Indeed, this part of Salford has a long history of producing creatives and when we lived there I remember John Cooper Clark and Mark E Smith being regulars in the local pubs, such as The Star, now a community owned pub on the edge of Kersal Dale.

This song in fact takes us just a little way from where the chartists gathered, to the gasworks which was just the other side of the A6, to what is now the M602. The Canal referred to is the Manchester to Bury and Bolton Canal which runs up through Salford. In fact, the rumour has it that Salford Council, embarrassed by the perceived negativity of Dirty Old Town, forced Ewan MacColl to change the line from `Smelled the spring on the Salford wind’ to `Smelled the spring on the smoky wind’. (See www.salfordstar.com/article.asp?id=2587) for more info.

Anyway, we hope that you enjoy our take on this absolute classic song from Salford, Manchester.

 

THE GREAT MEETING OF THE RADICALS OF LANCASHIRE

(abridged from the Morning Advertiser)

Monday night, half-past six o’clock.

The morning was a lowering one but, notwithstanding this, crowds of persons began to assemble in the streets shortly after daybreak and many processions from the country had arrived by nine o’clock. The various trades of Manchester assembled in Smithfield, and previous to their marching to Kersal Moor, presented a formidable appearance in respect to numbers. The Moor is nearly four miles distant from Manchester, and the ground fixed for the meeting is that upon which the Manchester Races take place. The hustings were erected near the Stand-House and in such a position that they were surrounded by an amphitheatre of at least fifteen acres, every person on any portion of the ground being enabled to see all that passed. All along the roads to Manchester the footpaths were thronged to excess, and in the area before the old Collegiate Church, which overlooked the procession, there were many thousands of females assembled. By twelve o’clock one half of the ground was occupied, and the immense multitude even at that time presented a truly awful appearance. Before one o’clock however the ground was completely occupied and the meeting then was certainly the largest that has ever taken place in the British Empire. – not less than 300,000 people could have been present. As the various speakers arrived upon the hustings they were loudly cheered… – Freeman’s Journal and Daily Commercial Advertiser (Dublin, Ireland)[31]

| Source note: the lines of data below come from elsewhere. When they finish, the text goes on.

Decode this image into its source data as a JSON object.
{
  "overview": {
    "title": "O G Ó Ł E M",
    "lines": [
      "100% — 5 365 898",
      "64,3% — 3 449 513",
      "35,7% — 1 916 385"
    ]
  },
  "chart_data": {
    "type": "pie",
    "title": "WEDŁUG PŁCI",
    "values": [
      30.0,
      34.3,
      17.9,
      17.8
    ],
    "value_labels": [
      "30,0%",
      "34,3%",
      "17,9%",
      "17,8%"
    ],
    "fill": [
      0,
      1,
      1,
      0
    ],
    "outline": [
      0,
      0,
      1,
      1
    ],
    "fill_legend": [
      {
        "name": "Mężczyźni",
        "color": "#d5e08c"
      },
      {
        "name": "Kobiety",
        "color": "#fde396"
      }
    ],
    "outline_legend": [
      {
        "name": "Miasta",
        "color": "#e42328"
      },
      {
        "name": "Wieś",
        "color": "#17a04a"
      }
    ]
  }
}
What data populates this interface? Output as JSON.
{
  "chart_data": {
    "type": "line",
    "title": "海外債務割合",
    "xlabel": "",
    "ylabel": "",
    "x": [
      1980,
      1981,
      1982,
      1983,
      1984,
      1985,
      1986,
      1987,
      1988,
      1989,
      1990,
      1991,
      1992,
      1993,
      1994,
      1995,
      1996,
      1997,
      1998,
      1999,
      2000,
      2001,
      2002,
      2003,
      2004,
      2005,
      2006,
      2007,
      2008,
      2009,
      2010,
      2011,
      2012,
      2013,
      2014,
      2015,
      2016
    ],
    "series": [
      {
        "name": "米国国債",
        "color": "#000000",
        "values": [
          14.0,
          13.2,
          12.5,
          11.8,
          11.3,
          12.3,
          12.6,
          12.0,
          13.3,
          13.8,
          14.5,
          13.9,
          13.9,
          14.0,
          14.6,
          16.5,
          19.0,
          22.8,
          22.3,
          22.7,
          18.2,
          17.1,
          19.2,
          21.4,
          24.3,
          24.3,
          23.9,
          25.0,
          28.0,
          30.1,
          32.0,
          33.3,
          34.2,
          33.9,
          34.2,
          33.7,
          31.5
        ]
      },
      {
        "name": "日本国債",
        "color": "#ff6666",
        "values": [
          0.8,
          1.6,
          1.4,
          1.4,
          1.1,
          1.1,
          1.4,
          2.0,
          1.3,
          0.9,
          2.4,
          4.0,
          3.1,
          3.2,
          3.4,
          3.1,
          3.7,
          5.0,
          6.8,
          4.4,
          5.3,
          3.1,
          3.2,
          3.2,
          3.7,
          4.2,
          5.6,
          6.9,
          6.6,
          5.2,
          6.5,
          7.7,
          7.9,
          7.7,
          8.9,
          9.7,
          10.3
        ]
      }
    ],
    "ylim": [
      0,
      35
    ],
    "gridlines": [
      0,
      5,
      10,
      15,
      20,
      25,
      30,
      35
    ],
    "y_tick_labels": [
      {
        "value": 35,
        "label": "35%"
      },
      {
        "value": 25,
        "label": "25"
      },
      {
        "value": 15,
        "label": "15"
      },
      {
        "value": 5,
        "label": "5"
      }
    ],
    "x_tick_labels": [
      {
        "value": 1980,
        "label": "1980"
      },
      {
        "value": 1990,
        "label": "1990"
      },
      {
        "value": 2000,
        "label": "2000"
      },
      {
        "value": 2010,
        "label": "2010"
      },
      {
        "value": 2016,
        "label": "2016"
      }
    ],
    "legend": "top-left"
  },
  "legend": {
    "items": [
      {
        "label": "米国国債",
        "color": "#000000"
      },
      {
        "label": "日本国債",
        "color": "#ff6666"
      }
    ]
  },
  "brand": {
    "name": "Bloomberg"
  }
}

As Kersal Moor looks today (but not for long)!

This is what Kersal Moor looks like today, but not for long as works are starting to allow the green area in the foreground to become a managed flood plain and the whole level is to be dropped by several metres!  These photos were taken from the top of Kersal Flats which now stand between the position that William Wyld would have been in and the view of the Moor.  In fact this area is not marked on modern maps as Kersal Moor at all, and is what we used to call ‘The Cliff’ when we lived near by.  Kersal Moor as is today lies perhaps a quarter of a mile behind the vantage point from which these photos were taken. However in the 1800’s this area and the Moor were one large expanse of green moorland, and the green expanse seen on these photos is where the Chartists gathered in 1838 to demand their rights to vote and other basic human rights.